My belly at 20 weeks:
Although there were plenty of opportunities this week for me to take photographs of something interesting (perhaps of our trip up to Brigham City Peach Days and the scary Utah hair walking around on the back of the heads of the thousands of Utah women attending the celebratory parade), but I was much too busy using both of my hands to hold up my pants and pull down my shirts over my belly. While I’m not opposed to showing my belly in public — I’ve actually done more than my fair share of that in the past two weeks — I’ve learned that the practice of belly exposure only intices strange people to walk up and put their hands on my body. Unfortunately, strange people make up about 90% of the population in Utah, all of whom stare at my bare belly like it is some sort of sacred Budha that will release the secrets of the world if they just walk up and rub it. The only secret lying behind the cherubic curve of my belly is the sound of a digestive tract processing 4,000 Pepperidge Farm Cheddar Goldfish at once. It’s a scientific marvel, for sure.
Most of the pregnant women I’ve talked to have said that the second trimester is the best trimester because you no longer suffer morning sickness and you’re not yet big enough to be uncomfortable. What each and every one of them failed to warn me about, however, is that the second trimester is basically puberty ALL OVER AGAIN, as if the first time wasn’t painful enough. My body feels totally awkward, as if I’ve just grown 4 inches in 18 months again, accept this time the 4 inches are at my waistline, and pants that fit 15 minutes ago are right this minute cutting off oxygen to the baby.

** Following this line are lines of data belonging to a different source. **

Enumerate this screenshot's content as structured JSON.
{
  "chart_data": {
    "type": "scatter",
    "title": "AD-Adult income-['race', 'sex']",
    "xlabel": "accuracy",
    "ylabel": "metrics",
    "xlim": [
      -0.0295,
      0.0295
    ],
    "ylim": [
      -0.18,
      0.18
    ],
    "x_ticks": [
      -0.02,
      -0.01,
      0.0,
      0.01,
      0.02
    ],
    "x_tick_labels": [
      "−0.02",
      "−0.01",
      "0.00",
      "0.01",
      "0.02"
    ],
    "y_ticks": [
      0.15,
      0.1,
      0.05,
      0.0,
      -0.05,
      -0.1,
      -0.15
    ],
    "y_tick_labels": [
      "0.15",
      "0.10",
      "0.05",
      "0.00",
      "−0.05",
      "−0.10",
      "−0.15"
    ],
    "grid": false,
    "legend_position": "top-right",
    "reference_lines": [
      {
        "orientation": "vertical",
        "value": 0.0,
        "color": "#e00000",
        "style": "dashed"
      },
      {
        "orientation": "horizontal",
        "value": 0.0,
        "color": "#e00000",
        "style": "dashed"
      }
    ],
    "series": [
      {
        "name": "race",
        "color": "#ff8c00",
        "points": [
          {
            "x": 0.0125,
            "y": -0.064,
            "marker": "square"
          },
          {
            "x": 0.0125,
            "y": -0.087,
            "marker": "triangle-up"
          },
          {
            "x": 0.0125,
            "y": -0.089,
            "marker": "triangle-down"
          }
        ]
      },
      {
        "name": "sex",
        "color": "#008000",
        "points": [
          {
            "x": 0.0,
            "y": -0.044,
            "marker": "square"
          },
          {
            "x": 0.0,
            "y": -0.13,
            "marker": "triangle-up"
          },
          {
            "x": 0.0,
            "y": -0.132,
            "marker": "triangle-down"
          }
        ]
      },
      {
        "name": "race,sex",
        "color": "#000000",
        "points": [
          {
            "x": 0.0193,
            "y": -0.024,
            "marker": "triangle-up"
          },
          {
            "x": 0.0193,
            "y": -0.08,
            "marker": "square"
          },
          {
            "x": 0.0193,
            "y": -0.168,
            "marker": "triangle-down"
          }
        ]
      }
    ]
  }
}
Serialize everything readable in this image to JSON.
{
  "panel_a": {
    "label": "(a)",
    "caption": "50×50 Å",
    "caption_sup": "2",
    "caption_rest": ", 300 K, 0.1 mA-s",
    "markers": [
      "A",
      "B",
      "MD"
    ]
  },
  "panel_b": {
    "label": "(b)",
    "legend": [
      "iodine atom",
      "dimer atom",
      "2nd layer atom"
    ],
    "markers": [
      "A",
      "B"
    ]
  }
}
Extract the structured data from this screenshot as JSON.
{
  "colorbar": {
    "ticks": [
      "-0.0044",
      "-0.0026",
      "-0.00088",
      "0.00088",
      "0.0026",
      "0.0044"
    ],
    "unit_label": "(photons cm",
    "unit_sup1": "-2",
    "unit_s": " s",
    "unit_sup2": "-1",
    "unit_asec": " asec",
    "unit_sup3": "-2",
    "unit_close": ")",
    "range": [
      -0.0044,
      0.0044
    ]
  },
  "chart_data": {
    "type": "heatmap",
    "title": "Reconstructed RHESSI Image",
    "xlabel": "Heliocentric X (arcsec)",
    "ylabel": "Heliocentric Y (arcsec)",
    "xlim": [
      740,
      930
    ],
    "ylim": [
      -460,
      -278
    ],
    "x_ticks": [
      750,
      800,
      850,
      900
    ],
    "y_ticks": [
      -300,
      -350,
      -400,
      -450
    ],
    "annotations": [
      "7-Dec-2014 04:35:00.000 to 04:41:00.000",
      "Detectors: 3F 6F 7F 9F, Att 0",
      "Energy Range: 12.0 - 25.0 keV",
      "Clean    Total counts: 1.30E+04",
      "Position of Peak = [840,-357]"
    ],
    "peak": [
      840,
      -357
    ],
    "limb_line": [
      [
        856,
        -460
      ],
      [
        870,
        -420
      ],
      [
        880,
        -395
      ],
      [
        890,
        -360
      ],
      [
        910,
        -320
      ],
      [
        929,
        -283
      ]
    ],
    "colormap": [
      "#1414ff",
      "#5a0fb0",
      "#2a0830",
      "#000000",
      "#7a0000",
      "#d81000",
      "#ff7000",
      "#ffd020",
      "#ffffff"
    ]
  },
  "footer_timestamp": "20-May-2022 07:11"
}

I don’t “get out of” bed anymore, really. Getting out of bed is now more of an assisted roll and shove off the mattress where my husband pushes my backside with his arms and legs using a strength he normally reserves for knocking down brick walls. And the acne . . . dear God, the agony. I go through so many cotton balls doused in Sea Breeze that the dog is on a permanent skin cleanser high from all the fumes. And these aren’t your average, friendly variety of pimple, either. These are pregnant pimples, deposits of horomonal oil embedded so deep in the skin that I don’t know whether I have a tick rooting through my forehead or an alien pod trying to free itself out the middle of my back.
I feel really sorry for my husband, because I know he fully expects my head to start spinning all the way around and for his dead ancestors to start speaking through my mouth. All he can do is watch this terrifying metamorphosis take place, from a safe distance, preferrably behind a stain-resistant protective wall. The good news is that we’re officially half-way through this whole mess, only 20 more weeks to go. The bad news is he has to spend those 20 weeks married to me, and that’s hard enough when I’m not pregnant.